Myth buster: SIP is superior to lumpsum investment

Henil Shah
/ Categories: Mutual Fund, MF Unlocked
Myth buster: SIP is superior to lumpsum investment

One may come across many financial advisors or planners who will advise you to invest via systematic investment plan (SIP) mode. Even if you have a capability to invest in lumpsum, they would rather suggest you to opt for systematic transfer plan (STP) by parking a lumpsum amount in the liquid fund and transferring the so-called ‘advised amount of money’ to the advised fund. STP can also be called as an advanced version of SIP.

However, very few financial planners will advise you to invest in lumpsum. They believe that investing via lumpsum increases the risk and one needs to time the market in order to get benefit out of it. On the contrary, with SIP, you don’t need to time the market, since you tend to buy more units when the market falls and fewer units when the market goes up, which in turn, averages out at the end. However, is it really the case? We will find it out.

Let us look at the following illustration to understand it better. In the illustration, we would take two scenarios. In the first scenario, we would assume that you invest via SIP and lumpsum at the bottom of the market whereas, in the second scenario, we would assume that you invest in SIP and lumpsum when the market is at top. Finally, we would conclude with how much you were able to accumulate via lumpsum and SIP.

For this, we will take the investment period for the first scenario to be from November 2008 to March 2020. BSE 500 was at 3,295.60 in November 2008. For the second scenario, the period of study is from January 2008 to March 2020. BSE 500 was at 7,160.03 in January 2008. The SIP amount is assumed to be Rs 10,000 per month.

 

Scenario I:

SIP/Lumpsum

Total Units Accumulated

Total Amount Invested

Total Corpus as on Mar. 2020

CAGR (%)

SIP

160.86

13,70,000.00

19,13,442.71

2.95

Lumpsum

415.71

13,70,000.00

49,45,057.52

11.90

 

As we can see from the above table that at the end of the period, lumpsum gave better CAGR than SIP. Many might argue that this is because we have considered investment at the bottom of the market. To counter this thought, let us look at the other scenario.

 

Scenario II:

SIP/Lumpsum

Total Units Accumulated

Total Amount Invested

Total Corpus as on Mar. 2020

CAGR (%)

SIP

123.23

14,70,000.00

14,65,821.35

-0.02

Lumpsum

205.31

14,70,000.00

24,42,212.04

4.23

 

Now you might wonder how it is possible. This is because in the case of lumpsum, you hold the complete investment for a longer period of time. However, in case of SIP, only first investment of Rs 10,000 is held for the same time as lumpsum. As you move ahead, the amount of time till the investment is held, drops. Even if we look at XIRR of both the scenarios then, lumpsum goes ahead of SIP. In scenario one, XIRR of SIP is 5.67 per cent and that of lumpsum is 11.89 per cent. Whereas, in scenario two, XIRR of SIP is 2.03 per cent and that of lumpsum is 4.23 per cent.

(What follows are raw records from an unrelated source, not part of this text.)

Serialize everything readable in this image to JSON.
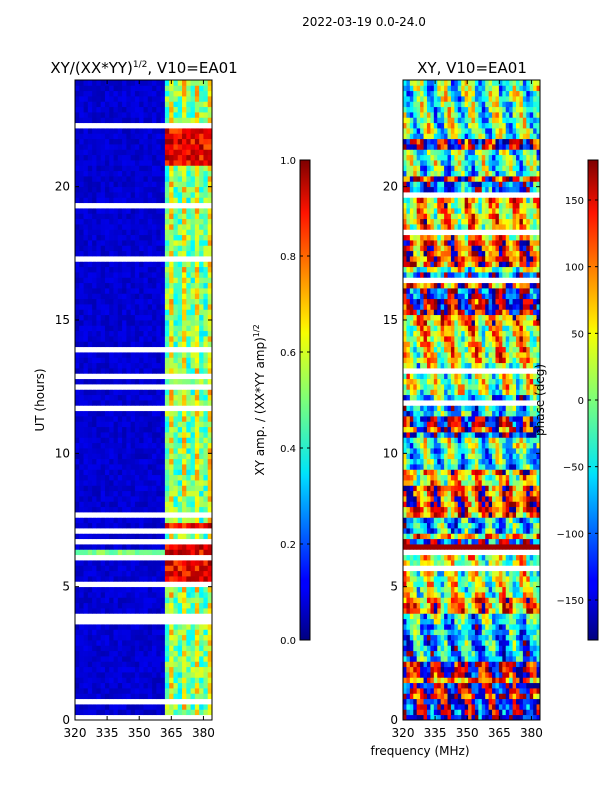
{
  "figure_title": "2022-03-19 0.0-24.0",
  "shared_xlabel": "frequency (MHz)",
  "chart_data": [
    {
      "type": "heatmap",
      "title_main": "XY/(XX*YY)",
      "title_sup": "1/2",
      "title_rest": ", V10=EA01",
      "xlabel": "",
      "ylabel": "UT (hours)",
      "xlim": [
        320,
        384
      ],
      "ylim": [
        0,
        24
      ],
      "xticks": [
        320,
        335,
        350,
        365,
        380
      ],
      "yticks": [
        0,
        5,
        10,
        15,
        20
      ],
      "colormap": "jet",
      "colorbar": {
        "label_main": "XY amp. / (XX*YY amp)",
        "label_sup": "1/2",
        "range": [
          0.0,
          1.0
        ],
        "ticks": [
          "0.0",
          "0.2",
          "0.4",
          "0.6",
          "0.8",
          "1.0"
        ],
        "tick_values": [
          0.0,
          0.2,
          0.4,
          0.6,
          0.8,
          1.0
        ]
      },
      "high_amplitude_freq_band_MHz": [
        361,
        384
      ],
      "strong_time_bands_UT": [
        [
          5.0,
          6.6
        ],
        [
          6.9,
          7.3
        ],
        [
          20.8,
          22.4
        ]
      ]
    },
    {
      "type": "heatmap",
      "title_main": "XY, V10=EA01",
      "xlabel": "frequency (MHz)",
      "ylabel": "",
      "xlim": [
        320,
        384
      ],
      "ylim": [
        0,
        24
      ],
      "xticks": [
        320,
        335,
        350,
        365,
        380
      ],
      "yticks": [
        0,
        5,
        10,
        15,
        20
      ],
      "colormap": "jet",
      "colorbar": {
        "label": "phase (deg)",
        "range": [
          -180,
          180
        ],
        "ticks": [
          "−150",
          "−100",
          "−50",
          "0",
          "50",
          "100",
          "150"
        ],
        "tick_values": [
          -150,
          -100,
          -50,
          0,
          50,
          100,
          150
        ]
      }
    }
  ]
}
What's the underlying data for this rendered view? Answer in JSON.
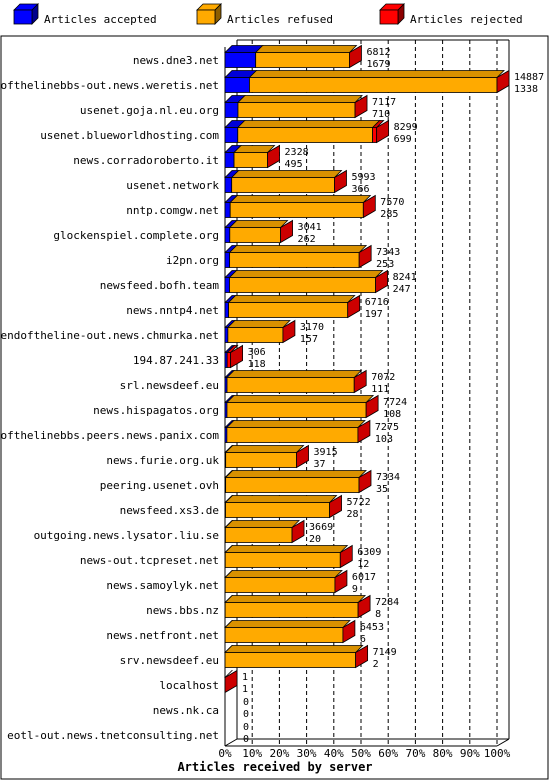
{
  "chart_data": {
    "type": "bar",
    "orientation": "horizontal",
    "stacked": true,
    "xlabel": "Articles received by server",
    "xlim": [
      0,
      100
    ],
    "x_ticks": [
      "0%",
      "10%",
      "20%",
      "30%",
      "40%",
      "50%",
      "60%",
      "70%",
      "80%",
      "90%",
      "100%"
    ],
    "grid": "vertical dashed",
    "legend_position": "top",
    "legend": [
      {
        "key": "accepted",
        "label": "Articles accepted",
        "color": "#0000ff"
      },
      {
        "key": "refused",
        "label": "Articles refused",
        "color": "#ffaa00"
      },
      {
        "key": "rejected",
        "label": "Articles rejected",
        "color": "#ff0000"
      }
    ],
    "rows": [
      {
        "server": "news.dne3.net",
        "total": 6812,
        "accepted": 1679,
        "refused": 5133,
        "rejected": 0
      },
      {
        "server": "endofthelinebbs-out.news.weretis.net",
        "total": 14887,
        "accepted": 1338,
        "refused": 13549,
        "rejected": 0
      },
      {
        "server": "usenet.goja.nl.eu.org",
        "total": 7117,
        "accepted": 710,
        "refused": 6407,
        "rejected": 0
      },
      {
        "server": "usenet.blueworldhosting.com",
        "total": 8299,
        "accepted": 699,
        "refused": 7380,
        "rejected": 220
      },
      {
        "server": "news.corradoroberto.it",
        "total": 2328,
        "accepted": 495,
        "refused": 1833,
        "rejected": 0
      },
      {
        "server": "usenet.network",
        "total": 5993,
        "accepted": 366,
        "refused": 5627,
        "rejected": 0
      },
      {
        "server": "nntp.comgw.net",
        "total": 7570,
        "accepted": 285,
        "refused": 7285,
        "rejected": 0
      },
      {
        "server": "glockenspiel.complete.org",
        "total": 3041,
        "accepted": 262,
        "refused": 2779,
        "rejected": 0
      },
      {
        "server": "i2pn.org",
        "total": 7343,
        "accepted": 253,
        "refused": 7090,
        "rejected": 0
      },
      {
        "server": "newsfeed.bofh.team",
        "total": 8241,
        "accepted": 247,
        "refused": 7994,
        "rejected": 0
      },
      {
        "server": "news.nntp4.net",
        "total": 6716,
        "accepted": 197,
        "refused": 6519,
        "rejected": 0
      },
      {
        "server": "endoftheline-out.news.chmurka.net",
        "total": 3170,
        "accepted": 157,
        "refused": 3013,
        "rejected": 0
      },
      {
        "server": "194.87.241.33",
        "total": 306,
        "accepted": 118,
        "refused": 0,
        "rejected": 188
      },
      {
        "server": "srl.newsdeef.eu",
        "total": 7072,
        "accepted": 111,
        "refused": 6961,
        "rejected": 0
      },
      {
        "server": "news.hispagatos.org",
        "total": 7724,
        "accepted": 108,
        "refused": 7616,
        "rejected": 0
      },
      {
        "server": "endofthelinebbs.peers.news.panix.com",
        "total": 7275,
        "accepted": 103,
        "refused": 7172,
        "rejected": 0
      },
      {
        "server": "news.furie.org.uk",
        "total": 3915,
        "accepted": 37,
        "refused": 3878,
        "rejected": 0
      },
      {
        "server": "peering.usenet.ovh",
        "total": 7334,
        "accepted": 35,
        "refused": 7299,
        "rejected": 0
      },
      {
        "server": "newsfeed.xs3.de",
        "total": 5722,
        "accepted": 28,
        "refused": 5694,
        "rejected": 0
      },
      {
        "server": "outgoing.news.lysator.liu.se",
        "total": 3669,
        "accepted": 20,
        "refused": 3649,
        "rejected": 0
      },
      {
        "server": "news-out.tcpreset.net",
        "total": 6309,
        "accepted": 12,
        "refused": 6297,
        "rejected": 0
      },
      {
        "server": "news.samoylyk.net",
        "total": 6017,
        "accepted": 9,
        "refused": 6008,
        "rejected": 0
      },
      {
        "server": "news.bbs.nz",
        "total": 7284,
        "accepted": 8,
        "refused": 7276,
        "rejected": 0
      },
      {
        "server": "news.netfront.net",
        "total": 6453,
        "accepted": 6,
        "refused": 6447,
        "rejected": 0
      },
      {
        "server": "srv.newsdeef.eu",
        "total": 7149,
        "accepted": 2,
        "refused": 7147,
        "rejected": 0
      },
      {
        "server": "localhost",
        "total": 1,
        "accepted": 1,
        "refused": 0,
        "rejected": 0
      },
      {
        "server": "news.nk.ca",
        "total": 0,
        "accepted": 0,
        "refused": 0,
        "rejected": 0
      },
      {
        "server": "eotl-out.news.tnetconsulting.net",
        "total": 0,
        "accepted": 0,
        "refused": 0,
        "rejected": 0
      }
    ]
  }
}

Therefore, one should understand that this is the game of time. The more time you give to your investment, the better it will grow. SIP & lumpsum are just two methods of investing in mutual funds and its nothing like one is better than the other. If you have a lump sum amount, then clearly go ahead and invest in lumpsum. But if you don’t have a lump sum to invest then, opt for SIP mode.